Für die Dresdner ist es ein Déjà-vu: Auch bei der Sanierung der Albertbrücke hatte es ein ähnliches Problem gegeben. Die Original-Geländer konnten zwar nicht auf das denkmalgeschützte Bauwerk montiert werden, dafür wurde es detailgetreu nachgebaut. Einen Meter hoch waren die Kopien – nach neuesten Normen müssen Geländer neben einem Geh- und Radweg allerdings 30 Zentimeter höher sein. Also montierten die Bauleute hinter den originalgetreuen Nachbau ein weiteres, deutlich schlichteres Geländer. Durch diese Entscheidung war Dresden deutschlandweit in aller Munde. Denn die Satire-Show „Extra 3“ erwähnte den baulichen Kompromiss in ihrer Rubrik „Realer Irrsinn“ – nicht zum ersten Mal. Kaum eine Stadt liefert so viel davon wie Dresden. Ganze siebenmal haben ARD-Reporter die Landeshauptstadt bereits deshalb besucht. Neben dem Geländer an der Albertbrücke hat es unter anderem Regine Töberich in die Sendung geschafft, weil sie ein Stück des Elberadwegs wegbaggern ließ. Auch die nicht zu öffnenden Fenster im Jüdenhof am Neumarkt sowie die nun abgebaute Ampel am Güntzplatz, die seit 1987 permanent Rot zeigte, gehörten zum realen Irrsinn. In Ostdeutschland toppt das nur Berlin.
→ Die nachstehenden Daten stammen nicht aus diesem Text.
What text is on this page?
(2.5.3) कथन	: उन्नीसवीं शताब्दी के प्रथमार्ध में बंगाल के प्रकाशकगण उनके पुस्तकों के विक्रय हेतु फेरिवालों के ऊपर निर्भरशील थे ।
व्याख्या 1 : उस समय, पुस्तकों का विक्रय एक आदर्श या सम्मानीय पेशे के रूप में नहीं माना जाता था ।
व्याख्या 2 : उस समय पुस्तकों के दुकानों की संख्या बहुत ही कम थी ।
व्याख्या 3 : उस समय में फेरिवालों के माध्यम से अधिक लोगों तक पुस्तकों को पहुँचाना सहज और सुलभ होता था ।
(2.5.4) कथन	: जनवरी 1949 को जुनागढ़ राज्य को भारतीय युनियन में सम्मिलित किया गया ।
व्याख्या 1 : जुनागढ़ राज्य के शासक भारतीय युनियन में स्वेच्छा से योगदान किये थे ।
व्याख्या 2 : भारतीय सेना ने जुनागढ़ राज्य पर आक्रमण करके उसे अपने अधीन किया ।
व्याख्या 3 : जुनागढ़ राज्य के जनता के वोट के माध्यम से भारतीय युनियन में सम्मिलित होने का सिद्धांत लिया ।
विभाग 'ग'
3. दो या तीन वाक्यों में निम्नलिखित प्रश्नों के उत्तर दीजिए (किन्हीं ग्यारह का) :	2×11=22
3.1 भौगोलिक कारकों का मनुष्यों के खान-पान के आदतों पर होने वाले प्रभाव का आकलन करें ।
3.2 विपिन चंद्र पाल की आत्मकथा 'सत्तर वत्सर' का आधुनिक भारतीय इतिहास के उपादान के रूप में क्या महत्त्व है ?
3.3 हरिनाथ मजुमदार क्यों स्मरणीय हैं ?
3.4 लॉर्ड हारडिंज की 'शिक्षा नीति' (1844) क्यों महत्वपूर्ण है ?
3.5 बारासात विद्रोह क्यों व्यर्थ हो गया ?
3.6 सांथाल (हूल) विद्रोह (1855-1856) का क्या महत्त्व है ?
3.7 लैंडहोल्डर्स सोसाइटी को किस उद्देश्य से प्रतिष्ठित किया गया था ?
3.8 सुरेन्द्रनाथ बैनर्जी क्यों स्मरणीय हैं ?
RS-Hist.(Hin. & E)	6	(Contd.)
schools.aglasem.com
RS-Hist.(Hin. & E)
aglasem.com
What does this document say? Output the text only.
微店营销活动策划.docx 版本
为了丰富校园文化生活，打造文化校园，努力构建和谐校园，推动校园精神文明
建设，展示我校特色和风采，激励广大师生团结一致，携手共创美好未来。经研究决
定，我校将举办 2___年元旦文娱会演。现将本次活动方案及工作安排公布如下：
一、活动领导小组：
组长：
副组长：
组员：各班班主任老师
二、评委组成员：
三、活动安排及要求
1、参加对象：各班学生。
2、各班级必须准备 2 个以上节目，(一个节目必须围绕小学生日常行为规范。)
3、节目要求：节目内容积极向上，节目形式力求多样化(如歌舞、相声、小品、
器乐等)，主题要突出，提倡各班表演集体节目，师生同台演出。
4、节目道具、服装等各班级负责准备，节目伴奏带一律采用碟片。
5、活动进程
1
Auch in Sachen Doppel-Geländer macht der Rest der Republik Dresden nicht so schnell etwas vor. Denn nicht nur im Ortsamt Leuben und an der Albertbrücke wird doppelt geschützt. Beim Umbau des Dresdner Rathauses waren es zu breite Abstände zwischen den Stäben, die zu einem unschönen Kompromiss führten: Hinter dem Geländer vor dem Plenarsaal wurde ein Netz gespannt. Auf diese Lösung griff die Stadt auch an der 49. Grundschule zurück. Im Kulturpalast wurde hingegen eine Glasfront hinter die historischen Geländer gesetzt. Bleibt abzuwarten, wie viele Zweitgeländer in Dresden noch montiert werden und ob die ARD-Reporter des Satire-Magazins auch im Ortsamt Leuben noch einmal zu Besuch kommen.